I was one of the ones who signed the petition and I stand by it. As savageron said, if this should be allowed then all apps regardless of content should be. But Apple validate other apps based on ideals and if BDSM is inappropriate for the App Store, then "gay cures" should be too.
frater_treinta
Apr. 6th, 2011 05:48 pm (UTC)
I came here to say this.

Once a company starts sorting things into "approved" and "unapproved" lists, they become responsible for what they approve. Period.
tacit
Apr. 6th, 2011 07:48 pm (UTC)
As I understand it, the app was free, so I'm not sure I understand what you mean when you say that it was a money-making scheme.

The fact that Apple already has rules prohibiting anti-gay material is precisely the point. This app was a goner. There was no need for a petition; as soon as Apple became aware of its content, it was already certain to be pulled. It didn't take 100,000 people signing a digital campaign to make that happen.

But those 100,000 people played right into Exodus International's hands. Had the app simply been left alone until Apple inevitably rejected it, then Exodus would not be able to use the rejection as the centerpiece of a "look at the intolerant, hypocritical gays" advertising campaign.

That, I think, is the real purpose of the app. It was not a money maker when it got into the App Store, but it is now--Exodus is using the reaction to it to spearhead a "stop the gay agenda!" moneymaking campaign. (You can see it on their Web site, if you can stomach going there.)

That's the own-goal. Sometimes, the best solution is not to allow one's self to be goaded into doing things that suits one's opponents.
xmakina
Apr. 6th, 2011 08:46 pm (UTC)
It wasn't - the reason for the petition was that you needed to purchase the app to leave a negative review/highlight the app as inappropriate. This wasn't an own goal as much as the only solution...
tacit
Apr. 6th, 2011 10:05 pm (UTC)
It's always true that you have to download an app from the App Store in order to rate it.
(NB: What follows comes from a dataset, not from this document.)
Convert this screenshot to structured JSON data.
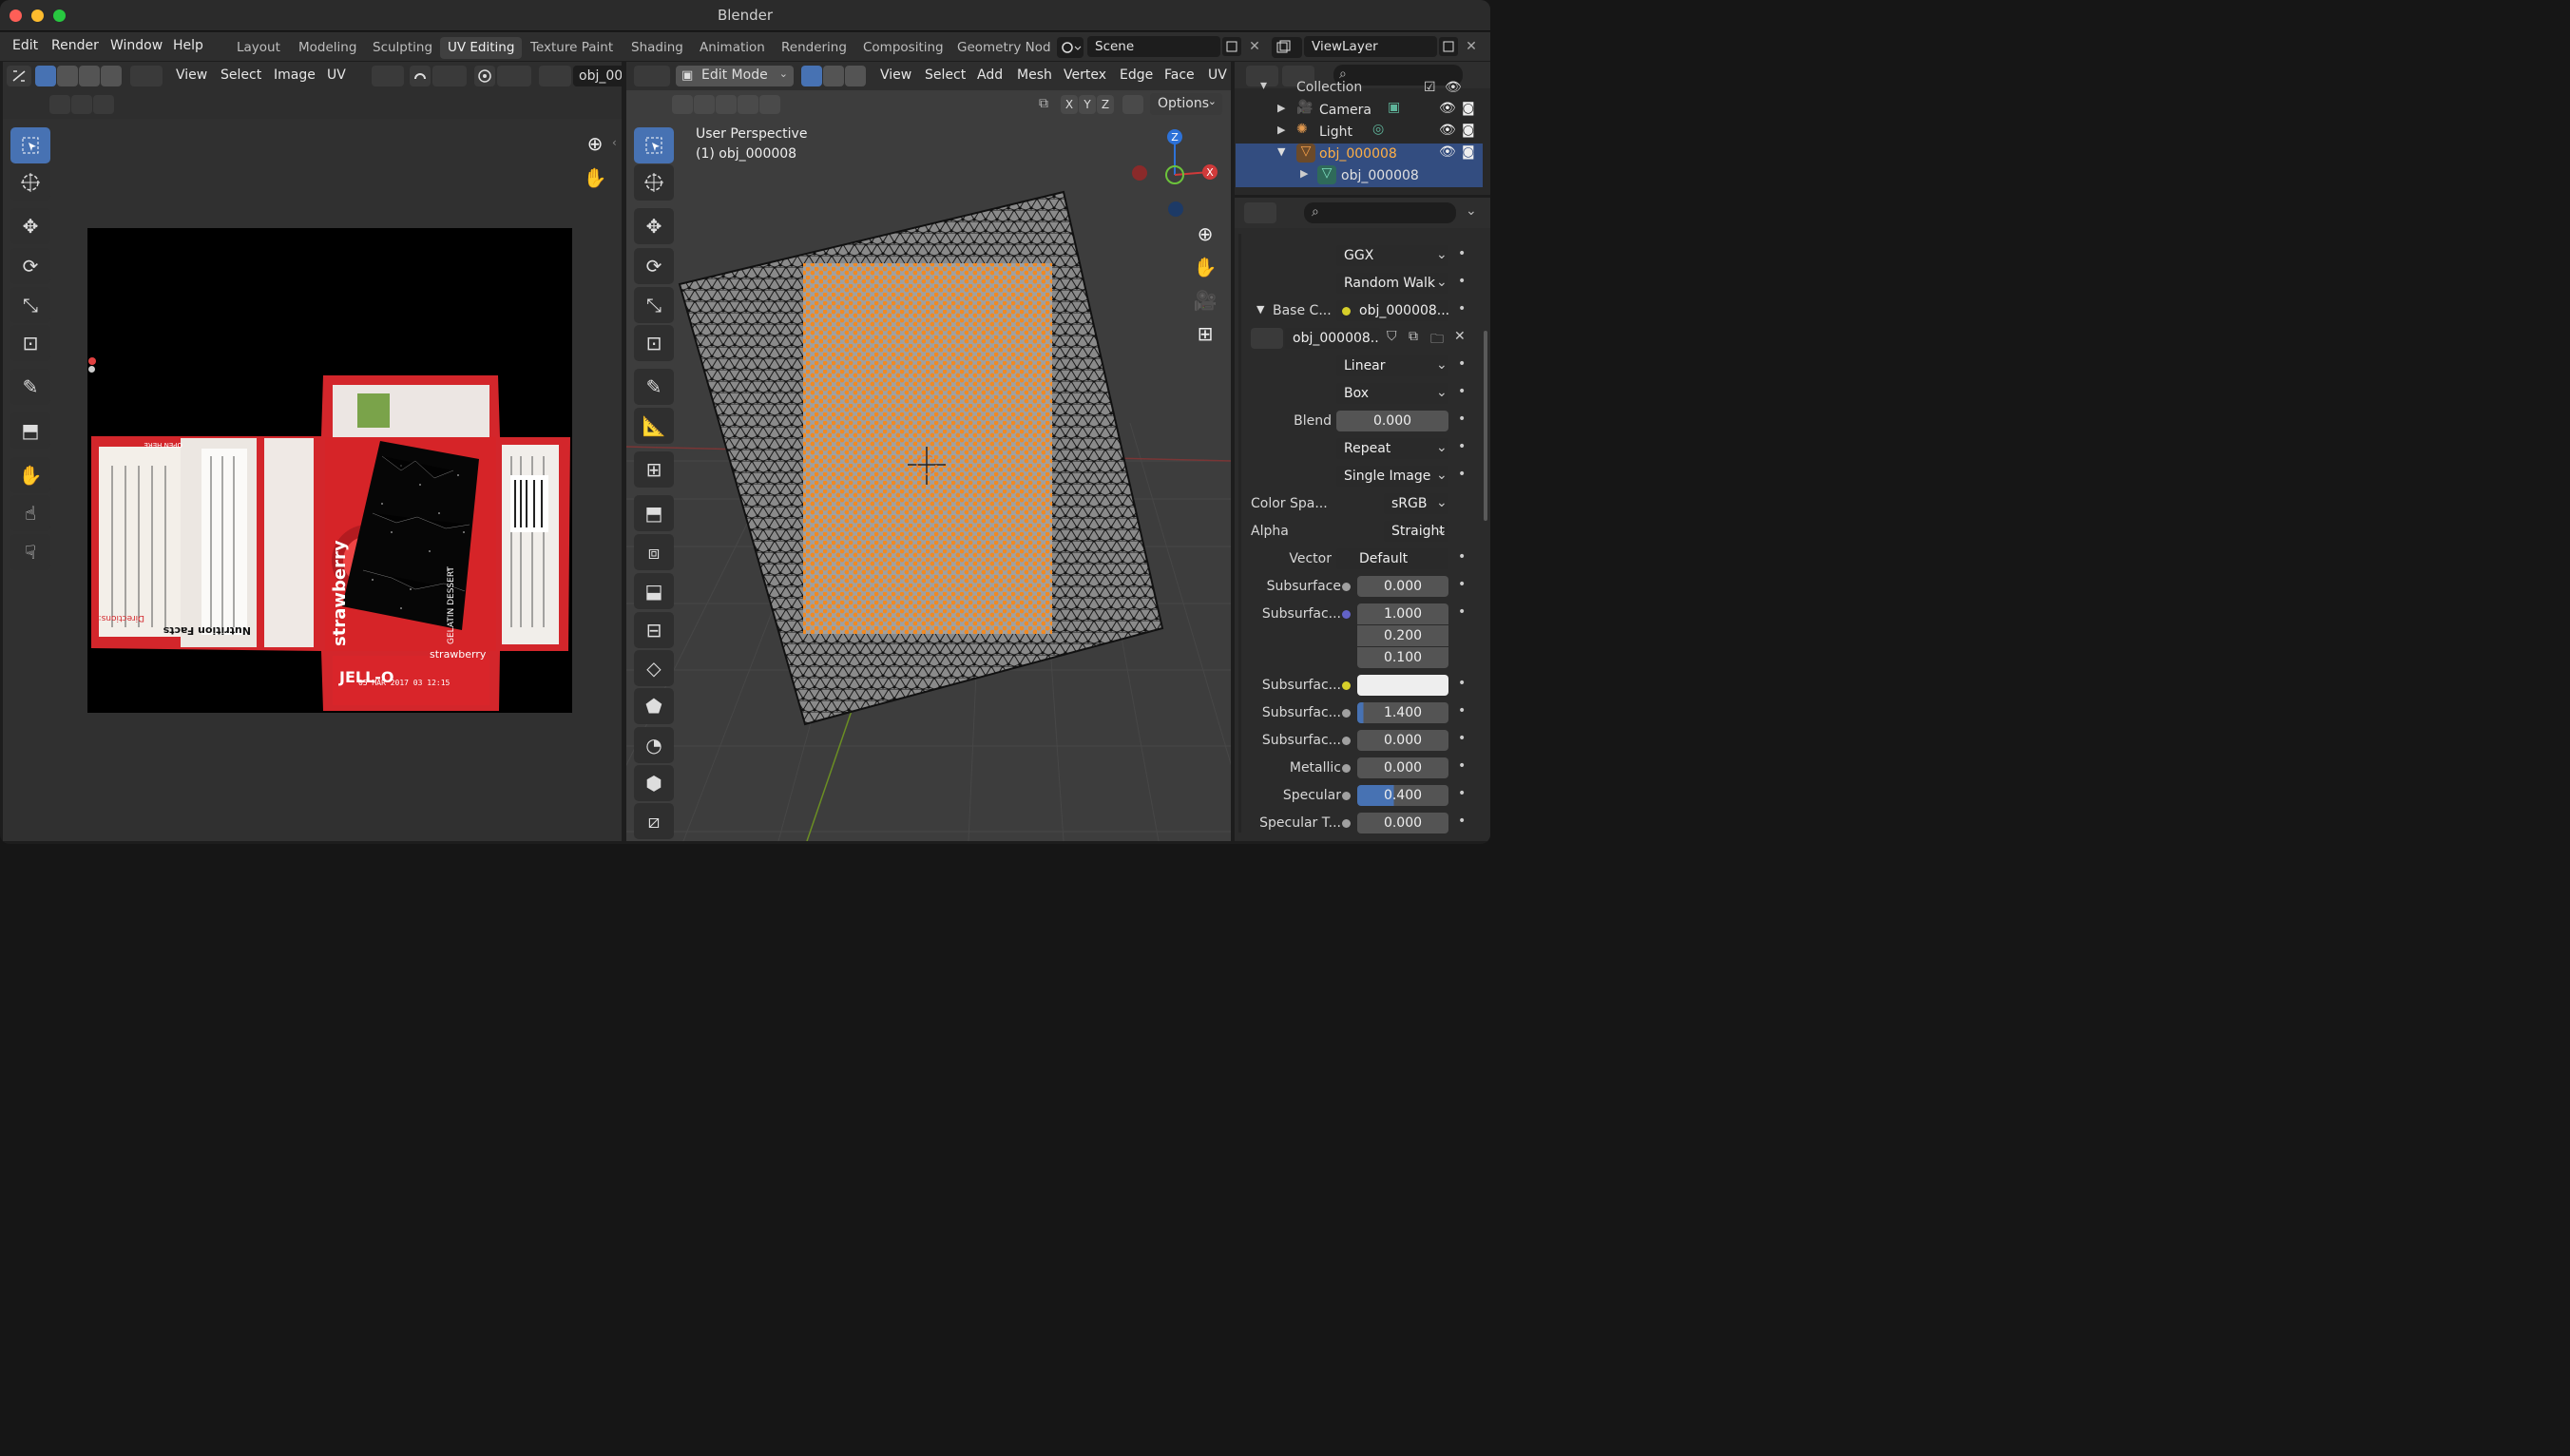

Many online sources, including the Exodus Web site, this magazine article from The Atlantic, the PC World article, and even the old App Store listing (which currently ives a "not available" message), all say that the app was free. Do you have any specific sources that claim it was not, and if not, how much money was being charged for it?
xmakina
Apr. 6th, 2011 11:02 pm (UTC)
When I checked the App Store myself it said 0.99p and numerous comments complaining you had to purchase to leave a review.
tacit
Apr. 6th, 2011 11:20 pm (UTC)
Ah, are you in the UK? The price might have been different in the US.
virginia_fell
Apr. 7th, 2011 01:06 am (UTC)
Thanks for this entry. This is more information than I'd gotten elsewhere.